Реплика Мишель.
Реплика соседа.
Реплика Мишель.
Свист моторов.
«Касселъская земля и белила образуют потухающий полутон. Для светло-желтых отблесков на облаках – кадмий, белила, чуточку киновари».
Наташе нравился вид из моего окна. «Впечатляющее зрелище! – восклицала она, касаясь кончиками пальцев оконного стекла. – Как будто напоминание о чем-то…» Тогда, за два дня до того, как я попросил телефон, я предложил ей описать то, что она видит. «Напоминание» она сказала не правильно. Употребила не то слово, слово с совершенно другим смыслом, и получилось смешно, но я не подал вида. «Описать?» – это предложение удивило ее. «Только перечислить цвета», – уточнил я. Я не отрываясь смотрел на глаза, на серые, чуть сощурившиеся глаза с более темными, чем волосы, ресницами. Она беспомощно улыбнулась. Ей явно не хотелось говорить: «Красный, желтый, оранжевый, голубой, зеленый». Это мы уже выучили давно. Она не хотела говорить банальности. Она всегда заботилась о том, чтобы не показаться банальной. Краска залила ее щеки, так было всегда, когда она чего-либо не знала, когда от нее требовалось какое-то усилие.
– Вишневый, малиновый, сливовый, яичная полоса, вон там, сверху, кремовый…
– Ты голодна, – попытался пошутить я.
– Во-первых, да, голодна, – чуть раздражаясь, сказала Наташа, – а, во-вторых, я не знаю, как сказать: «Рубиновый, аметистовый, агатовый, гранатовый, бирюзовый».
– В нервам случае, – улыбнулся я, – могу оказать существенную помощь, и даже добавить фисташкового, салатного, орехового и шоколадного, во-втором, лишь отчасти – записывай.
«Для более оранжевой части неба, непосредственно над сияющим диском, – говорил отец, – неаполитанскую желтую, голубую и белила, но только обязательно нужно дать проступить оранжевому тону».

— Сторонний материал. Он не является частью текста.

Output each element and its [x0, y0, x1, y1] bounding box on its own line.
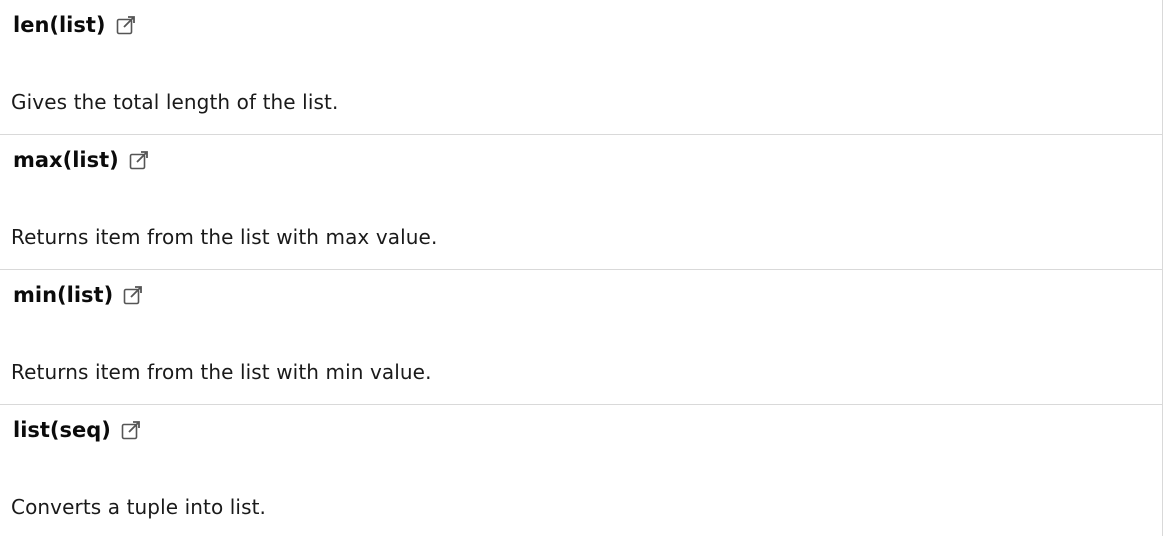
function-row-list: list(seq) Converts a tuple into list.	[0, 405, 1162, 536]
external-link-icon	[121, 421, 140, 440]
function-description: Returns item from the list with max valu…	[11, 225, 438, 249]
function-row-max: max(list) Returns item from the list wit…	[0, 135, 1162, 270]
list-functions-table: len(list) Gives the total length of the …	[0, 0, 1163, 536]
function-name: list(seq)	[13, 418, 111, 442]
function-name: min(list)	[13, 283, 114, 307]
function-description: Gives the total length of the list.	[11, 90, 339, 114]
external-link-icon	[116, 16, 135, 35]
external-link-icon	[129, 151, 148, 170]
function-row-min: min(list) Returns item from the list wit…	[0, 270, 1162, 405]
function-link-max[interactable]: max(list)	[13, 145, 149, 175]
function-link-list[interactable]: list(seq)	[13, 415, 141, 445]
function-name: max(list)	[13, 148, 119, 172]
function-link-min[interactable]: min(list)	[13, 280, 143, 310]
external-link-icon	[123, 286, 143, 305]
function-link-len[interactable]: len(list)	[13, 10, 136, 40]
function-description: Returns item from the list with min valu…	[11, 360, 432, 384]
function-row-len: len(list) Gives the total length of the …	[0, 0, 1162, 135]
function-name: len(list)	[13, 13, 106, 37]
function-description: Converts a tuple into list.	[11, 495, 267, 519]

Мы ужинали на кухне. Наташа ела очень мало. Взяла пальцами с тарелки несколько ломтиков сыра. Съела немного орехов. Сказала, что из всех орехов больше всего любит фисташки, от шоколада отказалась. Любит горький, а был только молочный. Ее тарелка осталась чистой.

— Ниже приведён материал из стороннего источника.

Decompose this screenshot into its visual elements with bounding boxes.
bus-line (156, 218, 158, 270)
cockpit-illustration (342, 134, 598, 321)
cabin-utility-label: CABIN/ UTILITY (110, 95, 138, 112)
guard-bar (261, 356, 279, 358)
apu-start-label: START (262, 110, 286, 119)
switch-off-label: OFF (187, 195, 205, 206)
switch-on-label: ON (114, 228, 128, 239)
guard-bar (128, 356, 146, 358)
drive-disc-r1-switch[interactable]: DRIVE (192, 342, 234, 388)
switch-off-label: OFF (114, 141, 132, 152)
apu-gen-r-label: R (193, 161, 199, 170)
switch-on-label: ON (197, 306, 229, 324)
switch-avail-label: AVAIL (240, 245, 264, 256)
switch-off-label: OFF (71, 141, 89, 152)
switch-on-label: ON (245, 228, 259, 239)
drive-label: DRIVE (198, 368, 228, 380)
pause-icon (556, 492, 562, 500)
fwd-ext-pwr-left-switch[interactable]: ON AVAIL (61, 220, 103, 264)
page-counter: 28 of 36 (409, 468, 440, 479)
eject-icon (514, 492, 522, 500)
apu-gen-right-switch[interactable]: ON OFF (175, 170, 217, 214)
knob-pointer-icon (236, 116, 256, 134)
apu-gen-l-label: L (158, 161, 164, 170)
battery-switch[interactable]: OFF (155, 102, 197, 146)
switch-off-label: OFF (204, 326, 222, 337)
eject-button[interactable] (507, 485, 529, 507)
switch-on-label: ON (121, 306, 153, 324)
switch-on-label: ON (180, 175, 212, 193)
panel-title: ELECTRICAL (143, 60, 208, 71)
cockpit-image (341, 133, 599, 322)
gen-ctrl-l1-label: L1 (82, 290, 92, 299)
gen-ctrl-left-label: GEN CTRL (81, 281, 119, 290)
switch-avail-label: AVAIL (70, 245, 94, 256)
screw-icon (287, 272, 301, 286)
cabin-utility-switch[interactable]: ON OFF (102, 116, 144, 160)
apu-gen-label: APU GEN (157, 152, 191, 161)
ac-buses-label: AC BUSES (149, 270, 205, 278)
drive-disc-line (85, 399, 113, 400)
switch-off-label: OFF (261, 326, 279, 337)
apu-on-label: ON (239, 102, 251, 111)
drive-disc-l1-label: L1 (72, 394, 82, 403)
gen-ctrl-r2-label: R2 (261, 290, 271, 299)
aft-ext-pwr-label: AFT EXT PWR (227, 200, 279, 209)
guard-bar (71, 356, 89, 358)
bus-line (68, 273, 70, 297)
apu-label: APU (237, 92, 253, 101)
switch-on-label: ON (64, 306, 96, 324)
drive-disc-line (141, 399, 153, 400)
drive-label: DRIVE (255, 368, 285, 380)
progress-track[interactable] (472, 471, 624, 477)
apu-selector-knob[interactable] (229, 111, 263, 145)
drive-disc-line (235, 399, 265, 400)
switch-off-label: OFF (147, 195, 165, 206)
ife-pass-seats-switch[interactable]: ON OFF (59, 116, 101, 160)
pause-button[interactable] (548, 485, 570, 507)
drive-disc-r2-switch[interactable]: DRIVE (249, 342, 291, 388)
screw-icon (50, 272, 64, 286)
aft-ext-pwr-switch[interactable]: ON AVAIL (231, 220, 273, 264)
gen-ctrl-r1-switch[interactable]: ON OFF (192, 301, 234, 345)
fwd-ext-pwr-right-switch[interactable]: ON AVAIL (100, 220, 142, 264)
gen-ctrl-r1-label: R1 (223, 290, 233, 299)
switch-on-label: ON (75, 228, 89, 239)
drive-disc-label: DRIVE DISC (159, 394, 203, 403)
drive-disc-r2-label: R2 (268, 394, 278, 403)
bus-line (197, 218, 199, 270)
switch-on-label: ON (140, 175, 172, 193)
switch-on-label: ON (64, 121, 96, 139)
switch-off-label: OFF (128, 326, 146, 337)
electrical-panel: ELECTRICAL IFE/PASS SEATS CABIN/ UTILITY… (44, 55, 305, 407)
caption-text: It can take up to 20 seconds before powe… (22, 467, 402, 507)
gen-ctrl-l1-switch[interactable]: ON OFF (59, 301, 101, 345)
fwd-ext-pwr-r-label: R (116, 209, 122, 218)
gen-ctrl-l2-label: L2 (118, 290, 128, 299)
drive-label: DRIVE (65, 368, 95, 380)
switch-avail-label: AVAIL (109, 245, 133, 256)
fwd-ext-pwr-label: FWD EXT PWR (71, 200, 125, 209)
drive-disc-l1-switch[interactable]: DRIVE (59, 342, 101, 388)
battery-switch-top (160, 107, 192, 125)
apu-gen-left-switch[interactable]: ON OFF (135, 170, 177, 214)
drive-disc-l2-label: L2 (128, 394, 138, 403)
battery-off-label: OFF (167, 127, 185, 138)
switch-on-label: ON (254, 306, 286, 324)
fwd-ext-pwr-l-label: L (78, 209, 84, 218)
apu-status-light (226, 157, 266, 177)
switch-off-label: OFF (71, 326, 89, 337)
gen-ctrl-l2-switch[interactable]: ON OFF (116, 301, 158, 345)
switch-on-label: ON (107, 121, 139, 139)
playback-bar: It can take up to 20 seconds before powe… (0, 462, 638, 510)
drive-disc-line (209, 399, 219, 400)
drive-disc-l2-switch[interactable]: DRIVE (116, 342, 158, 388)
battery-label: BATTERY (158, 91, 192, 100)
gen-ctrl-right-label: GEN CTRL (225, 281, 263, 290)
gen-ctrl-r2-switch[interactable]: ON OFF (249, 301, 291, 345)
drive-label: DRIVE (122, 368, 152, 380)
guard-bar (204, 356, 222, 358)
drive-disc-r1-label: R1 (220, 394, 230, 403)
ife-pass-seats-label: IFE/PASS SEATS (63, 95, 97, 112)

– А что ты любишь больше всего?
Она не знала как сказать «каша», но употребила самое яркое и сильное «ненавижу».
«Оранжевый тон очень красив для неба, – часто повторял отец, – натуральная итальянская земля, белила, киноварь. Киноварь, белила, камедь и кое-где намного кадмия и белил. Вот и весь рецепт».

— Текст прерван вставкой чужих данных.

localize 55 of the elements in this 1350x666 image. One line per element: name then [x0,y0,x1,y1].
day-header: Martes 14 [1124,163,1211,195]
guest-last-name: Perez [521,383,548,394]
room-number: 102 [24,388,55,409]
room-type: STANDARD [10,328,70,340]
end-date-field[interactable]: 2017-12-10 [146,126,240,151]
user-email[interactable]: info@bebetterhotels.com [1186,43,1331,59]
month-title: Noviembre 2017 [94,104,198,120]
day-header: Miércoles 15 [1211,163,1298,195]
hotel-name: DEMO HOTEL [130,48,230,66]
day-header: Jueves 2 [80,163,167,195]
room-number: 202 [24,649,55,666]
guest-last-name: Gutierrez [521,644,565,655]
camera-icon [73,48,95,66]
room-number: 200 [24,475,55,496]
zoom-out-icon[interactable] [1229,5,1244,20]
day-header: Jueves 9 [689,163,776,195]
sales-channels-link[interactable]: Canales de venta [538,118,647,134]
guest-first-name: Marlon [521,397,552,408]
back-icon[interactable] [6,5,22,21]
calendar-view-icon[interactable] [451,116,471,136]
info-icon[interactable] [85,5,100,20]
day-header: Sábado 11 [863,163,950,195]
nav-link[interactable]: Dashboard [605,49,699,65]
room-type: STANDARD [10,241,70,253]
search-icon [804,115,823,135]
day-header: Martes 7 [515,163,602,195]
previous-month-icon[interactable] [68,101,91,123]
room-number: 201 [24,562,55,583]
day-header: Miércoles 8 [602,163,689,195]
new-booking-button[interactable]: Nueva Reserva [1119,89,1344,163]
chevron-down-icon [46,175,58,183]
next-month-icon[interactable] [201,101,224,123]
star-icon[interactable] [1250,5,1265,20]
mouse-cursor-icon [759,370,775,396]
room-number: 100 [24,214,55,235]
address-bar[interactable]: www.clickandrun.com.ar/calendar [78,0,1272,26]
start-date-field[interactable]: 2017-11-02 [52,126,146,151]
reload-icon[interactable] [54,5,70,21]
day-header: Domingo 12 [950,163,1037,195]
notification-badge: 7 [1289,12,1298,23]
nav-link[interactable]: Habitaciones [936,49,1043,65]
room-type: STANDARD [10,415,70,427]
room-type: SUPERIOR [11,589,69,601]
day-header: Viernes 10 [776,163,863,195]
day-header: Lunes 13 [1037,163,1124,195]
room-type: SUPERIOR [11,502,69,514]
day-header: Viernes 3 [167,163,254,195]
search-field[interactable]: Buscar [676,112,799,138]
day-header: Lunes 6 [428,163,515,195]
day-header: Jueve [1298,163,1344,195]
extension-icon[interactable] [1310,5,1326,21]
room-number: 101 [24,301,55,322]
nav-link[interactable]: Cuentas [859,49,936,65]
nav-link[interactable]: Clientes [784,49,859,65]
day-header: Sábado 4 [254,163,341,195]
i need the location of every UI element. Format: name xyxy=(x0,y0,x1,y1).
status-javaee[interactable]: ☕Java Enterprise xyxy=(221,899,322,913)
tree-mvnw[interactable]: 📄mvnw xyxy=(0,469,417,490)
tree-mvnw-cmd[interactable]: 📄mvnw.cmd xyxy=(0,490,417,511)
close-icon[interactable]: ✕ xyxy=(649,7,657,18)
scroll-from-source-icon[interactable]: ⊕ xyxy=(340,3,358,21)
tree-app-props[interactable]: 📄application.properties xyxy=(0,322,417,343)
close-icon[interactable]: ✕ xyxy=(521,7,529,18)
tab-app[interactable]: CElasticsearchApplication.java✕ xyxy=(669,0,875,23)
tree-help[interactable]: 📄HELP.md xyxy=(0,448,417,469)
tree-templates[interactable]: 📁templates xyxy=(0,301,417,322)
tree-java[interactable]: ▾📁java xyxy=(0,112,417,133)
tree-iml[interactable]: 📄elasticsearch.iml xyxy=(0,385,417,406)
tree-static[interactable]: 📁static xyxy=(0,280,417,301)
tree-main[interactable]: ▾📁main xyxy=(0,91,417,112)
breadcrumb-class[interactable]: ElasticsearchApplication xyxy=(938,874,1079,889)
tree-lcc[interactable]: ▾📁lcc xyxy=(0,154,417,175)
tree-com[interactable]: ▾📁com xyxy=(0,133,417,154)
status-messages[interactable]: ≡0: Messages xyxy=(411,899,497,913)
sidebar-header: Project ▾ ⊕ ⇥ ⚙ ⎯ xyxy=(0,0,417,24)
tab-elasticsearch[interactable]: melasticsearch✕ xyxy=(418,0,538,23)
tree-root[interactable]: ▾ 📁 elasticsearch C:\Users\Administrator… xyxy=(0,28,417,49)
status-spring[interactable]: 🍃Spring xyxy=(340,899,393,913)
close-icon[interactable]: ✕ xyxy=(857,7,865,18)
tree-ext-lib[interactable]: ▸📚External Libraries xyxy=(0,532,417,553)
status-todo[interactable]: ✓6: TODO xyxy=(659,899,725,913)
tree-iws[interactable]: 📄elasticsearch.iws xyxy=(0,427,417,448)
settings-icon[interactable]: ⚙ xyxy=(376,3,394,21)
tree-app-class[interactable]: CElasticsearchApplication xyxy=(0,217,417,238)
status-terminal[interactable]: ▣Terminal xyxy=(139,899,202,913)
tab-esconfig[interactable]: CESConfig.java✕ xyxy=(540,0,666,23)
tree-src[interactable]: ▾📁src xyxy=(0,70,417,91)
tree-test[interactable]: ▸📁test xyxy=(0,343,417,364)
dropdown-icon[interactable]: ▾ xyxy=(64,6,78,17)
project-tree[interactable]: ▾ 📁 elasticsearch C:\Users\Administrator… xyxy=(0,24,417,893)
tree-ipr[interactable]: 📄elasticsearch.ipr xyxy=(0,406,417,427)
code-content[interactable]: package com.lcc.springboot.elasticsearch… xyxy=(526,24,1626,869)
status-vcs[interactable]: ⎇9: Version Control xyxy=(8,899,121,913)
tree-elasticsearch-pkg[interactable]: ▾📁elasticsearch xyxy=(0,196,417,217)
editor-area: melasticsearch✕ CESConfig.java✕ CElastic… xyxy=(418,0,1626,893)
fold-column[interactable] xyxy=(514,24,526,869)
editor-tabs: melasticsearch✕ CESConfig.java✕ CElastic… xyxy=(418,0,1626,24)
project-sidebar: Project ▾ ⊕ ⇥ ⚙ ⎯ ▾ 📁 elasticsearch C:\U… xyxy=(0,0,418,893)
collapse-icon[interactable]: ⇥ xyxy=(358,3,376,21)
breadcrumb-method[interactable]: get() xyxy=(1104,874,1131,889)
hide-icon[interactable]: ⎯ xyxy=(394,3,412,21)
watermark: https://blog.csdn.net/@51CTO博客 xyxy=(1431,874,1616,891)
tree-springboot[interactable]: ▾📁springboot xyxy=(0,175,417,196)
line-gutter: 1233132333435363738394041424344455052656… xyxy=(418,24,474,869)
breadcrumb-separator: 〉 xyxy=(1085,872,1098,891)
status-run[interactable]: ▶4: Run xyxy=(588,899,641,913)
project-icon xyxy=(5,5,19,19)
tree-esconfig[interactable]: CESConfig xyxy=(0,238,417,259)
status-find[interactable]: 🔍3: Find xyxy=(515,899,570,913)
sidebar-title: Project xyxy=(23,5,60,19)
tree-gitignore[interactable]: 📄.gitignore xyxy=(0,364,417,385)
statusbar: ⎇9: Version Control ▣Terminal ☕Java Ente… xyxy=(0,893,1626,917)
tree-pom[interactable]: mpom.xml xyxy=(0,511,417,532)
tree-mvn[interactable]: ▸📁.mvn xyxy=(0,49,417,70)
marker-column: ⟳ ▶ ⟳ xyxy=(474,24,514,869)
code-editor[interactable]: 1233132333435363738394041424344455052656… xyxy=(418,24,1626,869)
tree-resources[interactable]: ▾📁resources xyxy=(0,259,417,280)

– Ненавижу картошку, кашу, мясо. Люблю бутерброды, огромные и вредные.
Гигантское синее облако слегка шевельнуло хвостом и почти вплотную прижалось мордой к иллюминатору. Кистеперые облака редко встречаются в небесных водах, – мелькнуло у меня в голове. – Надо же – на такой высоте встречаются музейные экспонаты. Я понимаю, что это сон, – значит, не совсем сплю. Представляю, как запестрели заголовками газеты: «Вымершие ископаемые рыбы: латимерия. У берегов юго-восточной Африки на глубине 80 метров выловлен уникальный экземпляр подкласса кистеперых, которые, по мнению ученых, покинули землю много миллионов лет назад». 1939 год. Потом еще и еще. Внушительных размеров со словно бронированной головой и круглыми неподвижными глазами. Никто не догадывался, что они существуют, описывали, основываясь на палеонтологических данных. Конечно же, первыми, как всегда, были французы, и вторыми, конечно же, англичане. Идеальный для жизни вариант: существовать так, чтобы считалось, что ты вымер многие миллионы лет назад. Когда-то существовал, да, бесспорно. Легенды, истории, воображение, восполняющие лакуны. Жить далеко, в глубине. В другом пространственном и временном измерении. Интересно, как так получилось, в пространстве человек видит только вперед, а во времени только назад? Прихоть создателя.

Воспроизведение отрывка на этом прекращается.